Things might be trickier when it comes to China. In setting out his foreign policy, Draghi said his government would be “strongly pro-European and Atlanticist, in line with Italy’s historical anchors.” He also voiced concern with “the increasing tensions in Asia surrounding China,” before hinting at human rights violations in the People’s Republic.
The Vatican has renewed a controversial deal with Beijing on the appointment of bishops, an effort to strengthen the precarious situation of Chinese Catholics divided between an officially recognized and state-controlled church and an underground church loyal to the pope. Francis has been strongly criticized for the provisional deal, which remains undisclosed, and especially for failing to condemn human rights violations in China, particularly against the Uyghur Muslim community.
Draghi’s foreign policy might prove problematic for the Vatican regarding China, but beneficial for its relations with the United States.

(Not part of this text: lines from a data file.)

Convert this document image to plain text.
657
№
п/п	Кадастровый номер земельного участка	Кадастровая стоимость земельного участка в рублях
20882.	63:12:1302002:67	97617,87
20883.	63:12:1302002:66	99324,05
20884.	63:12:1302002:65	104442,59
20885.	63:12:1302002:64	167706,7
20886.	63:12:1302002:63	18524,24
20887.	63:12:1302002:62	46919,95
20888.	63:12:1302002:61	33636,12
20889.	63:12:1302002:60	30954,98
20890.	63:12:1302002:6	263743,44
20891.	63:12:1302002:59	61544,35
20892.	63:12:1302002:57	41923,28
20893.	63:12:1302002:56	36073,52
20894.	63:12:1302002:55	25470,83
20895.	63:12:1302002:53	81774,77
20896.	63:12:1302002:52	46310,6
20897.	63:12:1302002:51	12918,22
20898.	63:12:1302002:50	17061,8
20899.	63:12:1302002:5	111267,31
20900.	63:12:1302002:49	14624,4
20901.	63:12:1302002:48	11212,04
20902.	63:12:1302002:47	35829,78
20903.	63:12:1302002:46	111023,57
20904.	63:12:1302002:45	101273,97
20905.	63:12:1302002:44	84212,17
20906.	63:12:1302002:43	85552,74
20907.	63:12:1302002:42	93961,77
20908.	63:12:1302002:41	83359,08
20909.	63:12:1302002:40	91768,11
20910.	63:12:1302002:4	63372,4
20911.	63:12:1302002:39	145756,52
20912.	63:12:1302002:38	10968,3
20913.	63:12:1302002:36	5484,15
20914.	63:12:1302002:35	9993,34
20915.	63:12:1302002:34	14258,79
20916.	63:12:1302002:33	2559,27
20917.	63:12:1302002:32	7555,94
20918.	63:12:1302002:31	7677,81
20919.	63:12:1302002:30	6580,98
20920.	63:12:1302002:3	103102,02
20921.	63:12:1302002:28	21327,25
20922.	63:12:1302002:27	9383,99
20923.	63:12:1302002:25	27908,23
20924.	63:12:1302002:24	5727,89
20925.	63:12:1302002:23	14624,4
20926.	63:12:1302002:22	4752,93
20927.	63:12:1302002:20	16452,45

President Joe Biden is the second Catholic president in the history of the United States and has taken a strong stance against Beijing.
If Francis shifts the Vatican axis toward the West, he could strengthen his position with two political allies — with the added benefit of shutting down conservative opponents — but at the cost of setting back decades of negotiations with a rising superpower and putting the future of its 13 million Chinese Catholics at risk.